On the other hand, Comparative Example 1 and Comparative Example 2 are examples in which a retardation film is formed by irradiating polarized ultraviolet rays without rotating the polarization axis, but this method tends to be three-dimensionally isotropic. In other words, a retardation film satisfying nx>ny> nz or nx = ny> nz and having a large nx−nz, that is, a very small nz could not be obtained. Comparative Example 3 is an example in which ultraviolet rays are not irradiated, that is, a thin film layer containing a dichroic dye is not photo-aligned, but nx>ny> nz or nx = ny> nz and nx−nz is large, that is, A retardation film having a very small nz could not be obtained.

Claims (3)

A method for producing a retardation film that is substantially parallel to an xy in-plane direction and has xy in-plane direction refractive indexes nx and ny larger than a refractive index nz in a thickness direction z,
A polarizing plate is arranged on a thin film layer containing a dichroic dye so that the optical axis is perpendicular to the xy plane.

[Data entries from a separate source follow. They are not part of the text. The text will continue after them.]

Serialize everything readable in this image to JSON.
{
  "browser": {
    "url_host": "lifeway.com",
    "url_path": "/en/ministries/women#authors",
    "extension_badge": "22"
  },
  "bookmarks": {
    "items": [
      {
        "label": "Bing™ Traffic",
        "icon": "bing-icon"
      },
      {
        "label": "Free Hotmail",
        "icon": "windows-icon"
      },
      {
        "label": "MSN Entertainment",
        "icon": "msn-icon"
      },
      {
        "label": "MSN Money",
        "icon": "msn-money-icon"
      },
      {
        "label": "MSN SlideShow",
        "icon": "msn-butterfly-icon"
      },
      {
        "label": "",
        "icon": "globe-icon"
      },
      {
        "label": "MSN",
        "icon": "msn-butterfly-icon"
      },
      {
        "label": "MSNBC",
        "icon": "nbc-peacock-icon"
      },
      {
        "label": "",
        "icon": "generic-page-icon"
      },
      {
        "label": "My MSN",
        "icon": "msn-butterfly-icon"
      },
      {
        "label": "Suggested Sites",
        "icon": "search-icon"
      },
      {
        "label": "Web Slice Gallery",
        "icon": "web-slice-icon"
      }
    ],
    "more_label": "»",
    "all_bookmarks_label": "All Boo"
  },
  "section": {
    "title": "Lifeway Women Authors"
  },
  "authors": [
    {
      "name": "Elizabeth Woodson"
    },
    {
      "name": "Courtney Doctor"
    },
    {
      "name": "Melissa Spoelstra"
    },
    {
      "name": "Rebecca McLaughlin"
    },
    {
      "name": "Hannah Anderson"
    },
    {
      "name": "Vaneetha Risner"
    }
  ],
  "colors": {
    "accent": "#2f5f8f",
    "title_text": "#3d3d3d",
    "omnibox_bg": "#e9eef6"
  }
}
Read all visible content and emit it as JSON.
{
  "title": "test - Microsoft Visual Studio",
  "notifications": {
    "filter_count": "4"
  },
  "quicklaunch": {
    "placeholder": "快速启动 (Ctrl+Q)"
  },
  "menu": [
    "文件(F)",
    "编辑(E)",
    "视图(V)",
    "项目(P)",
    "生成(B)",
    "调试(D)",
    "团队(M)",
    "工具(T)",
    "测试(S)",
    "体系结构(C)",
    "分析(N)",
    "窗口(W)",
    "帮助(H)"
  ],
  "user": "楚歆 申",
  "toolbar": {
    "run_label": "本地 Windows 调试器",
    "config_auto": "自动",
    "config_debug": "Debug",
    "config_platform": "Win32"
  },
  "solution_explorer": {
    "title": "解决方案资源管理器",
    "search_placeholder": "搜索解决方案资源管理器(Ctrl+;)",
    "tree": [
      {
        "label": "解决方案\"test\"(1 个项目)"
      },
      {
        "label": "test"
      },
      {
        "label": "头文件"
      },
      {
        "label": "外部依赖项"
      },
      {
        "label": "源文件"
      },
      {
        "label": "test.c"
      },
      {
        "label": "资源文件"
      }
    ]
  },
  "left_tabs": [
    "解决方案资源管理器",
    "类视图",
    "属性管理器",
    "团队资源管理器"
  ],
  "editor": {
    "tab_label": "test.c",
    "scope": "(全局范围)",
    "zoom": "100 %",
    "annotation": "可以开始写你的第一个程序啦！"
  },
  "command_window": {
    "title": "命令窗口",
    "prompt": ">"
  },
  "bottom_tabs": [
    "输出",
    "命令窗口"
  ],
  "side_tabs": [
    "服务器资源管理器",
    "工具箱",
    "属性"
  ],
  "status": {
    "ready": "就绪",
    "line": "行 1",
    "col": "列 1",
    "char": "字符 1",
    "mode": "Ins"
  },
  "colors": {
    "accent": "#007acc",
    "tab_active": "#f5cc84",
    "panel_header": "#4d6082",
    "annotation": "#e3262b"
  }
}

The optical axis is the rotational axis, and the polarizing plate rotates twice during one orientation treatment. a step a of irradiating polarized ultraviolet rays while rotating to rotate above, step B of forming a polymerizable liquid crystal composition layer containing a rod-like liquid crystal compound having a polymerizable group in the thin film layer, a polymerizable group And a step C for curing the liquid crystal compound having the method.
(Where x represents the maximum refractive index direction in the plane of the retardation film, y represents the direction perpendicular to x, and z represents the thickness direction) 2. The method for producing a retardation film according to claim 1, wherein in the step A, the polarized ultraviolet rays are irradiated while rotating the polarization axis in the plane, and the polarized ultraviolet rays are irradiated until nx> ny is satisfied in the x direction. . 2. The phase difference according to claim 1, wherein in the step A, the polarized ultraviolet light having a saturation integrated light amount of less than 1/10 is irradiated while the polarizing axis of the polarizing plate rotates 180 ° in the azimuth angle direction in the xy plane. A method for producing a membrane.